Mitchell and I are most certainly attached at the hip. We do everything together. If we can't do it together then we don't do it!
Sounds sweet doesn't it?
Well, let me tell you it is not so sweet. I am obsessed with him. I follow him around for no reason at all. I say I am doing it to protect him, protect him from what?
I *sit with him when he eats so that I know he ate and is getting the food inside his tummy and not inside the doggies tummy.
I sit with him in the bathroom while he takes his bath so that he does not drown.
I sit with him when he is watching TV so that I know what he is watching is acceptable programming.
I sit outside with him when he is riding his bike so that should he fall I will be there to pick him up.
I sit on the end of his bed until he falls asleep so that I know he is resting and not dead.
I sit with him when he is playing quietly so that I can protect him from some evil action figure that might come to life and poke his eye out!

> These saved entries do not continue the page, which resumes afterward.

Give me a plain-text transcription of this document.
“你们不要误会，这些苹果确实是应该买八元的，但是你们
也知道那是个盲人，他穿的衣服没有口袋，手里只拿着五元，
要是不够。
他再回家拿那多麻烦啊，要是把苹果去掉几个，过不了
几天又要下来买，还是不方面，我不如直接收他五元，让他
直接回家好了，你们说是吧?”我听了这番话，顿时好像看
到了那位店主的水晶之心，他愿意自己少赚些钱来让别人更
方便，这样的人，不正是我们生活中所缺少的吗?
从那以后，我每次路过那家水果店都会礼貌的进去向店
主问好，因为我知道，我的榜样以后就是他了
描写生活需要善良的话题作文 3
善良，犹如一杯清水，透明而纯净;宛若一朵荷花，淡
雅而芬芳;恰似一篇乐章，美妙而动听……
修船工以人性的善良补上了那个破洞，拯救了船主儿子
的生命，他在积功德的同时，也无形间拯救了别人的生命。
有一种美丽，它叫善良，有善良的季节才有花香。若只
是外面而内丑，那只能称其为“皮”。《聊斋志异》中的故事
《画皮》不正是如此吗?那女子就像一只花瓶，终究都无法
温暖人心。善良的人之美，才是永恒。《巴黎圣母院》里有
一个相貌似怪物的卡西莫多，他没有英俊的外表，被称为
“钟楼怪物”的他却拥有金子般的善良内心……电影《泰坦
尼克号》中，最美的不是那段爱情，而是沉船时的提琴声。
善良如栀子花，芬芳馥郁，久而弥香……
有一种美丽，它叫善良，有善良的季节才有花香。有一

I am always so worried for him. What will happen if I just let him be? OH, NO can't think about that; too many things could go wrong! RIGHT? He has had a babysitter one time in his life and I have never let him stay overnight with Grandma.
Deep down in my heart I know I have to let him go. Usually I brush that thought away and justify my hovering with some lame excuse. Here is the hard ugly truth I do the obsessing to justify my existence!
Can anyone else relate? Is it just me? Can anyone tell me how to get over separation anxiety? If you find the key would you please come and let me out of this cage?
I refuse to take mothers little helpers. I would like some sound advice that does not involve drugs. I need to stay alert and functioning.
* I always have my notebook and am usually writing/blogging never the less here I sit with him!